The femoral and tibial tunnel complexes were divided into two, with the intra-articular graft
mid-substance preserved and attached to the tibial tunnel. 5μm-thick longitudinal sections parallel to
the direction of the bone tunnel were cut and stained with Hematoxylin and Eosin (H&E) for the
examination of healing at the tendon graft to bone tunnel interface and graft mid-substance under light
microscopy. Sharpey’s fiber was examined by polarized light microscopy (Leica DMRXA2, Leica
Microsystems Wetzlar GmbH, Germany). Only those sections that the entry and exit of bone tunnel
could be identified were selected for histological assessment. One section was selected for histological
assessment of each tunnel segment of each femur-graft-tibia complex.

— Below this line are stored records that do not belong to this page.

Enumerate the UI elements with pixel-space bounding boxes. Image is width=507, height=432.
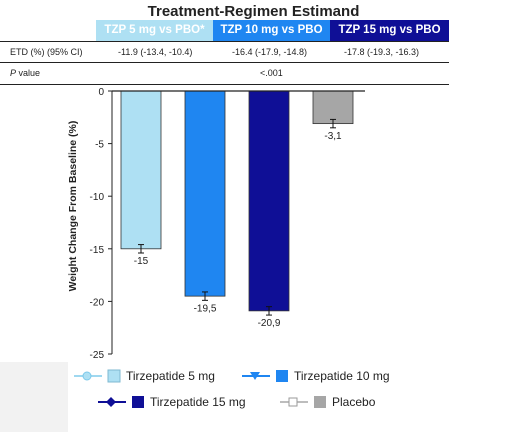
bar: [120, 90, 162, 250]
data-label: -19,5: [194, 303, 217, 314]
legend-item-tzp5: Tirzepatide 5 mg: [72, 368, 215, 384]
y-tick-label: -25: [90, 350, 105, 360]
table-rule-middle: [0, 62, 449, 63]
etd-row-label: ETD (%) (95% CI): [10, 47, 83, 57]
data-label: -20,9: [258, 318, 281, 329]
p-value: <.001: [260, 68, 283, 78]
etd-value-tzp15: -17.8 (-19.3, -16.3): [344, 47, 420, 57]
legend-marker-square-open-icon: [280, 396, 326, 408]
legend-marker-circle-icon: [74, 369, 121, 383]
etd-value-tzp10: -16.4 (-17.9, -14.8): [232, 47, 308, 57]
legend-label-tzp10: Tirzepatide 10 mg: [294, 369, 390, 383]
legend-marker-triangle-icon: [242, 370, 288, 382]
legend-item-tzp15: Tirzepatide 15 mg: [96, 394, 246, 410]
y-axis-label: Weight Change From Baseline (%): [67, 121, 79, 292]
column-header-tzp5: TZP 5 mg vs PBO*: [96, 20, 213, 41]
etd-value-tzp5: -11.9 (-13.4, -10.4): [118, 47, 193, 57]
data-label: -3,1: [324, 131, 342, 142]
chart-title: Treatment-Regimen Estimand: [147, 3, 360, 20]
legend-label-placebo: Placebo: [332, 395, 376, 409]
y-tick-label: -20: [90, 297, 105, 308]
y-tick-label: 0: [98, 87, 104, 98]
table-rule-bottom: [0, 84, 449, 85]
bar: [184, 90, 226, 297]
legend-label-tzp5: Tirzepatide 5 mg: [126, 369, 215, 383]
legend-item-tzp10: Tirzepatide 10 mg: [240, 368, 390, 384]
legend-background: [0, 362, 68, 432]
bar: [312, 90, 354, 125]
bar: [248, 90, 290, 312]
y-tick-label: -15: [90, 245, 105, 256]
bar-chart: 0 -5 -10 -15 -20 -25 -15 -19,5 -20,9 -3,1 Weight …: [67, 87, 365, 360]
legend-marker-diamond-icon: [98, 396, 144, 408]
p-value-row-label: P value: [10, 68, 41, 78]
column-header-tzp15: TZP 15 mg vs PBO: [330, 20, 449, 41]
legend-label-tzp15: Tirzepatide 15 mg: [150, 395, 246, 409]
column-header-tzp10: TZP 10 mg vs PBO: [213, 20, 330, 41]
table-rule-top: [0, 41, 449, 42]
legend-item-placebo: Placebo: [278, 394, 375, 410]
y-tick-label: -5: [95, 140, 104, 151]
y-tick-label: -10: [90, 192, 105, 203]
legend: Tirzepatide 5 mg Tirzepatide 10 mg Tirze…: [0, 362, 507, 432]
data-label: -15: [134, 256, 149, 267]
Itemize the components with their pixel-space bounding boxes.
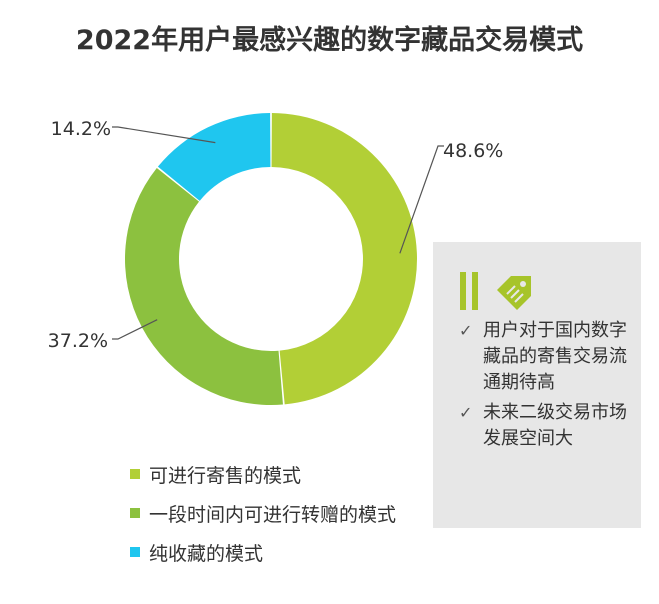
- donut-slice: [271, 113, 417, 405]
- legend-label: 可进行寄售的模式: [149, 464, 302, 487]
- legend-swatch: [130, 508, 140, 518]
- legend-swatch: [130, 547, 140, 557]
- legend-label: 纯收藏的模式: [149, 542, 264, 565]
- chart-title: 2022年用户最感兴趣的数字藏品交易模式: [75, 25, 584, 56]
- leader-line: [399, 145, 444, 254]
- donut-slice: [157, 113, 271, 201]
- checkmark-icon: ✓: [459, 321, 473, 340]
- legend-item: 一段时间内可进行转赠的模式: [130, 501, 397, 526]
- legend-item: 纯收藏的模式: [130, 540, 396, 565]
- tag-icon: [497, 276, 531, 310]
- note-item: ✓ 未来二级交易市场发展空间大: [459, 400, 634, 452]
- leader-line: [112, 319, 158, 340]
- data-label: 48.6%: [443, 140, 503, 162]
- checkmark-icon: ✓: [459, 403, 473, 422]
- legend-item: 可进行寄售的模式: [130, 462, 396, 487]
- insight-box: ✓ 用户对于国内数字藏品的寄售交易流通期待高 ✓ 未来二级交易市场发展空间大: [433, 242, 641, 528]
- legend-swatch: [130, 469, 140, 479]
- accent-bar: [460, 272, 466, 310]
- note-item: ✓ 用户对于国内数字藏品的寄售交易流通期待高: [459, 318, 634, 396]
- note-text: 用户对于国内数字藏品的寄售交易流通期待高: [483, 320, 627, 393]
- accent-bar: [472, 272, 478, 310]
- donut-slice: [124, 168, 283, 405]
- legend: 可进行寄售的模式 一段时间内可进行转赠的模式 纯收藏的模式: [130, 462, 396, 579]
- data-label: 14.2%: [51, 118, 111, 140]
- data-label: 37.2%: [48, 330, 108, 352]
- legend-label: 一段时间内可进行转赠的模式: [149, 503, 397, 526]
- note-text: 未来二级交易市场发展空间大: [483, 402, 627, 449]
- leader-line: [112, 126, 216, 144]
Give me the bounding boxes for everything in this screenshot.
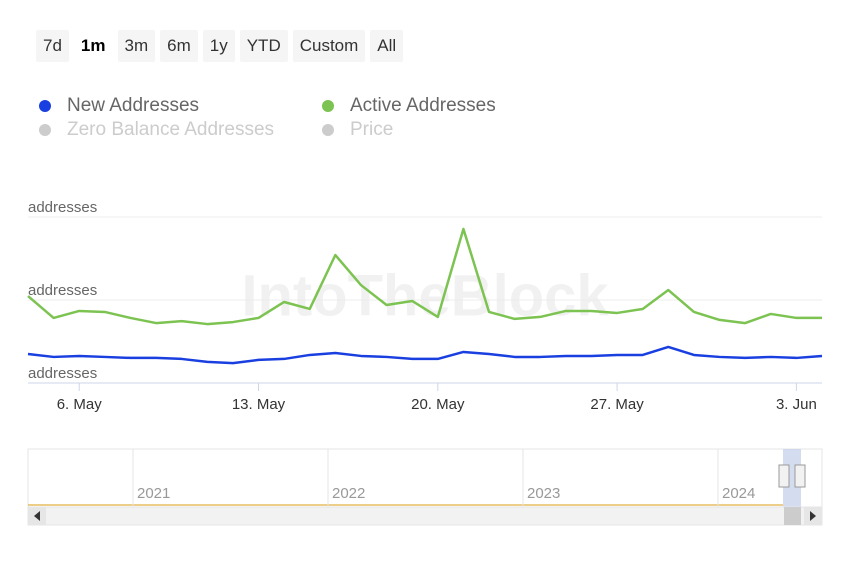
x-tick-label: 3. Jun bbox=[776, 396, 817, 413]
navigator-label: 2021 bbox=[137, 485, 170, 502]
x-tick-label: 6. May bbox=[57, 396, 103, 413]
handle-left[interactable] bbox=[778, 464, 790, 488]
range-button[interactable]: YTD bbox=[239, 30, 288, 62]
range-button[interactable]: 1m bbox=[73, 30, 113, 62]
legend-marker bbox=[322, 100, 334, 112]
y-tick-label: addresses bbox=[28, 365, 97, 382]
y-tick-label: addresses bbox=[28, 282, 97, 299]
navigator-selection[interactable] bbox=[783, 449, 801, 507]
x-tick-label: 27. May bbox=[590, 396, 644, 413]
range-button[interactable]: 7d bbox=[36, 30, 69, 62]
legend-label: New Addresses bbox=[67, 95, 199, 116]
x-tick-label: 13. May bbox=[232, 396, 286, 413]
arrow-right bbox=[810, 511, 816, 521]
navigator-frame bbox=[27, 448, 823, 508]
navigator-label: 2023 bbox=[527, 485, 560, 502]
legend-label: Zero Balance Addresses bbox=[67, 119, 274, 140]
x-tick-label: 20. May bbox=[411, 396, 465, 413]
watermark: IntoTheBlock bbox=[241, 263, 609, 328]
arrow-left bbox=[34, 511, 40, 521]
series-line bbox=[27, 345, 823, 365]
legend-label: Active Addresses bbox=[350, 95, 496, 116]
range-button[interactable]: 1y bbox=[202, 30, 235, 62]
range-button[interactable]: All bbox=[370, 30, 404, 62]
navigator-label: 2022 bbox=[332, 485, 365, 502]
range-button[interactable]: 6m bbox=[160, 30, 198, 62]
series-line bbox=[27, 227, 822, 326]
scrollbar-thumb[interactable] bbox=[784, 507, 801, 525]
legend-marker bbox=[39, 124, 51, 136]
range-button[interactable]: Custom bbox=[292, 30, 366, 62]
legend-marker bbox=[322, 124, 334, 136]
handle-right[interactable] bbox=[794, 464, 806, 488]
legend-label: Price bbox=[350, 119, 393, 140]
scrollbar-track[interactable] bbox=[27, 506, 823, 526]
range-button[interactable]: 3m bbox=[117, 30, 156, 62]
range-selector: 7d 1m 3m 6m 1y YTD Custom All bbox=[36, 30, 404, 62]
navigator-label: 2024 bbox=[722, 485, 755, 502]
y-tick-label: addresses bbox=[28, 199, 97, 216]
legend-marker bbox=[39, 100, 51, 112]
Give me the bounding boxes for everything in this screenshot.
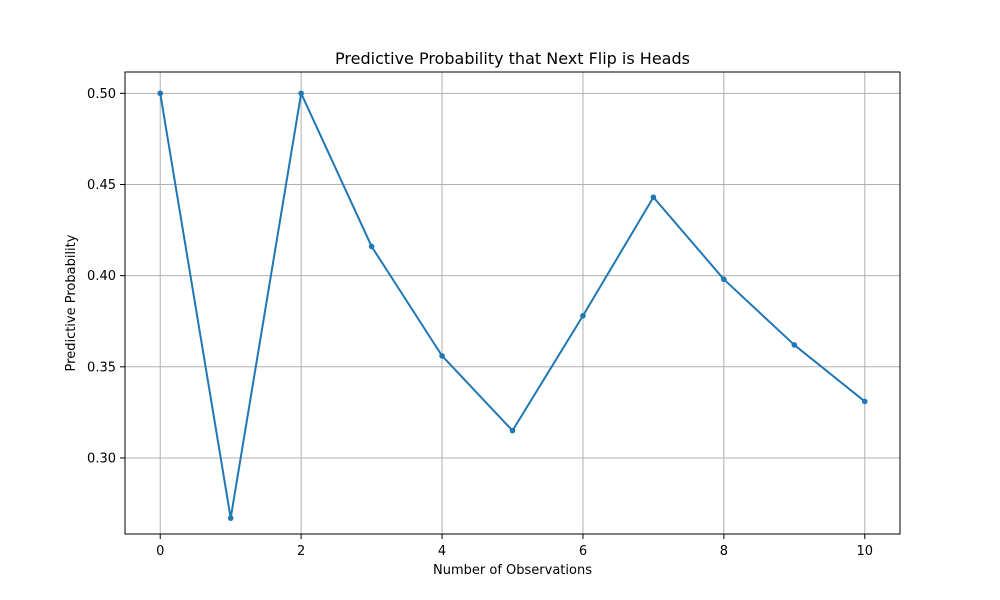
data-point — [157, 90, 164, 97]
data-point — [509, 427, 516, 434]
y-tick-label: 0.30 — [87, 451, 116, 466]
y-tick-label: 0.40 — [87, 269, 116, 284]
data-point — [368, 243, 375, 250]
x-tick-label: 10 — [856, 544, 873, 559]
y-tick-label: 0.50 — [87, 87, 116, 102]
tick-layer: 0 2 4 6 8 10 0.30 0.35 0.40 0.45 0.50 — [87, 87, 873, 559]
y-axis-label: Predictive Probability — [64, 234, 79, 371]
x-tick-label: 2 — [297, 544, 305, 559]
data-point — [650, 194, 657, 201]
x-tick-label: 0 — [156, 544, 164, 559]
data-point — [861, 398, 868, 405]
data-point — [227, 515, 234, 521]
x-axis-label: Number of Observations — [433, 563, 592, 578]
data-point — [439, 353, 445, 359]
series-layer — [157, 90, 868, 521]
data-point — [298, 90, 304, 97]
x-tick-label: 8 — [720, 544, 728, 559]
data-point — [721, 276, 727, 283]
y-tick-label: 0.45 — [87, 178, 116, 193]
plot-area-frame — [124, 71, 901, 535]
grid-layer — [125, 72, 900, 534]
data-point — [580, 312, 586, 319]
x-tick-label: 6 — [579, 544, 587, 559]
x-tick-label: 4 — [438, 544, 446, 559]
series-line — [159, 92, 866, 520]
data-point — [791, 342, 798, 348]
chart-title: Predictive Probability that Next Flip is… — [335, 49, 690, 68]
y-tick-label: 0.35 — [87, 360, 116, 375]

The immunohistochemical staining of MMP1, MMP13 and CD68 (a monocyte-macrophage
lineage marker that labels the potential osteoclast precursors and osteoclasts) was done using the Lab
Vision kit (Thermo Fisher Scientific Inc., MI, USA). Briefly, after removal of paraffin and rehydration,
endogenous peroxidase activity was quenched with 3% hydrogen peroxide for 20 minutes at room
temperature. Antigen retrieval was then performed with citrate buffer at 65oC for 20 minutes. After
blocking with Ultra V block of the Lab Vision kit, the sections were stained with polyclonal rabbit
antibody against rat/human/mouse MMP1 (NBP1-72209; 1:100; Novus Biologicals, CO, USA), mouse
monoclonal antibody against rat/human MMP13 (ab3208; 1:100; Abcam, Cambridge, UK) or mouse
monoclonal antibody against rat/mouse CD68 (ab31630; 1;100; Abcam, Cambridge, UK) in a humid
chamber at 4oC overnight. The sections were then treated with primary antibody amplifier of the Lab
Vision kit for 10 minutes at room temperature, followed by horse radish peroxidase (HRP) polymer
Quanto from the same kit (which is a micropolymer conjugated with HRP) for another 10 minutes at
room temperature. The spatial and temporal expression of the target proteins was then visualized by
adding DAB Quanto Chromogen for 3 minutes at room temperature. Afterwards, the sections were
rinsed, counterstained in hematoxylin, dehydrated with graded ethanol and xylene, and mounted with
p-xylene-bis-pyridinium bromide (DPX) permount (Sigma Aldrich, St Louis, MO, USA). Primary
antibody was replaced with blocking solution in the controls. For good reproducibility and
comparability, all incubation times and conditions were strictly controlled. The sections were examined
under light microscopy (Leica DMRXA2, Leica Microsystems Wetzlar GmbH, Germany).